AfDB explains that this lost revenue could have been used to build roads, schools, hospitals, and other infrastructure. Across Africa, untaxed informal businesses cost countries around \$125 billion every year. Nigeria is among the countries with the highest losses, after South Africa, Algeria, and Egypt.
The report highlights that helping these small businesses join the formal sector could boost government revenue and support economic growth. “As informal enterprises move into the formal economy, they would access better conditions for business growth, expand the tax base, and increase overall revenue potential,” the report said.
AfDB also noted that while Nigeria has started digitalising tax processes, tax compliance is still low.

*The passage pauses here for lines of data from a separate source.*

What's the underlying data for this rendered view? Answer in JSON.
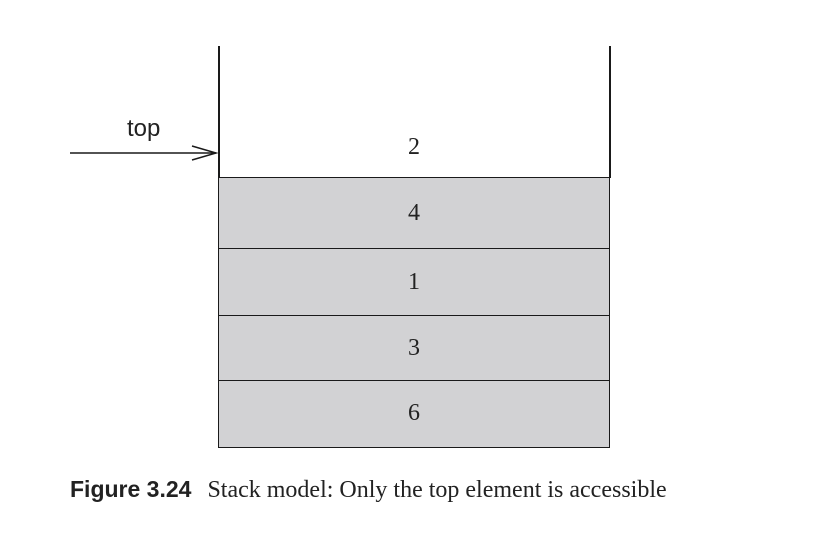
{
  "diagram": {
    "pointer_label": "top",
    "top_value": "2",
    "stack_items": [
      "4",
      "1",
      "3",
      "6"
    ],
    "fill_color": "#d2d2d4",
    "line_color": "#1a1a1a"
  },
  "caption": {
    "number": "Figure 3.24",
    "text": "Stack model: Only the top element is accessible"
  }
}
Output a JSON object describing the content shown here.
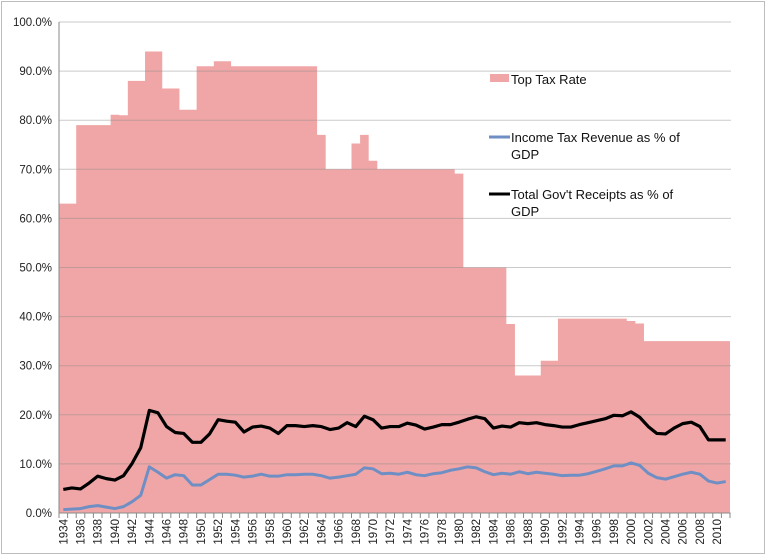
{
  "chart_data": {
    "type": "area+line",
    "title": "",
    "xlabel": "",
    "ylabel": "",
    "ylim": [
      0,
      100
    ],
    "y_ticks": [
      "0.0%",
      "10.0%",
      "20.0%",
      "30.0%",
      "40.0%",
      "50.0%",
      "60.0%",
      "70.0%",
      "80.0%",
      "90.0%",
      "100.0%"
    ],
    "x_start": 1934,
    "x_end": 2011,
    "x_tick_step": 2,
    "grid": true,
    "legend_placement": "top-right",
    "series": [
      {
        "name": "Top Tax Rate",
        "kind": "area",
        "color": "#f0a6a6",
        "values": [
          63,
          63,
          79,
          79,
          79,
          79,
          81.1,
          81,
          88,
          88,
          94,
          94,
          86.45,
          86.45,
          82.13,
          82.13,
          91,
          91,
          92,
          92,
          91,
          91,
          91,
          91,
          91,
          91,
          91,
          91,
          91,
          91,
          77,
          70,
          70,
          70,
          75.25,
          77,
          71.75,
          70,
          70,
          70,
          70,
          70,
          70,
          70,
          70,
          70,
          69.13,
          50,
          50,
          50,
          50,
          50,
          38.5,
          28,
          28,
          28,
          31,
          31,
          39.6,
          39.6,
          39.6,
          39.6,
          39.6,
          39.6,
          39.6,
          39.6,
          39.1,
          38.6,
          35,
          35,
          35,
          35,
          35,
          35,
          35,
          35,
          35,
          35
        ]
      },
      {
        "name": "Income Tax Revenue as % of GDP",
        "kind": "line",
        "color": "#6f8fc4",
        "values": [
          0.7,
          0.8,
          0.9,
          1.3,
          1.5,
          1.2,
          0.9,
          1.3,
          2.3,
          3.6,
          9.4,
          8.3,
          7.1,
          7.8,
          7.6,
          5.7,
          5.7,
          6.8,
          7.9,
          7.9,
          7.7,
          7.3,
          7.5,
          7.9,
          7.5,
          7.5,
          7.8,
          7.8,
          7.9,
          7.9,
          7.6,
          7.1,
          7.3,
          7.6,
          7.9,
          9.2,
          9.0,
          8.0,
          8.1,
          7.9,
          8.3,
          7.8,
          7.6,
          8.0,
          8.2,
          8.7,
          9.0,
          9.4,
          9.2,
          8.4,
          7.8,
          8.1,
          7.9,
          8.4,
          8.0,
          8.3,
          8.1,
          7.9,
          7.6,
          7.7,
          7.7,
          8.0,
          8.5,
          9.0,
          9.6,
          9.6,
          10.2,
          9.7,
          8.1,
          7.2,
          6.9,
          7.4,
          7.9,
          8.3,
          7.9,
          6.5,
          6.1,
          6.4
        ]
      },
      {
        "name": "Total Gov't Receipts as % of GDP",
        "kind": "line",
        "color": "#000000",
        "values": [
          4.8,
          5.1,
          4.9,
          6.1,
          7.5,
          7.0,
          6.7,
          7.6,
          10.1,
          13.3,
          20.9,
          20.4,
          17.6,
          16.4,
          16.2,
          14.4,
          14.4,
          16.1,
          19.0,
          18.7,
          18.5,
          16.5,
          17.5,
          17.7,
          17.3,
          16.2,
          17.8,
          17.8,
          17.6,
          17.8,
          17.6,
          17.0,
          17.3,
          18.4,
          17.6,
          19.7,
          19.0,
          17.3,
          17.6,
          17.6,
          18.3,
          17.9,
          17.1,
          17.5,
          18.0,
          18.0,
          18.5,
          19.1,
          19.6,
          19.2,
          17.3,
          17.7,
          17.5,
          18.4,
          18.2,
          18.4,
          18.0,
          17.8,
          17.5,
          17.5,
          18.0,
          18.4,
          18.8,
          19.2,
          19.9,
          19.8,
          20.6,
          19.5,
          17.6,
          16.2,
          16.1,
          17.3,
          18.2,
          18.5,
          17.6,
          14.9,
          14.9,
          14.9
        ]
      }
    ]
  }
}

The report suggests that Nigeria could learn from countries like Kenya, which has introduced systems like iTax, and Tanzania’s presumptive tax model to encourage small businesses to pay taxes.
The report also raises concerns about Nigeria’s rising public debt, which is projected to reach 47 percent of GDP by 2025. Despite the debt-to-GDP ratio being low compared to other African nations, the report warns that Nigeria spends a large share of its revenue on debt repayments.
This means that even with a relatively low debt ratio, the burden on the government is high because most of the money that should be spent on development goes to servicing debt.
The AfDB recommends that Nigeria focus on bringing more businesses into the formal sector to unlock revenue and build a stronger economy.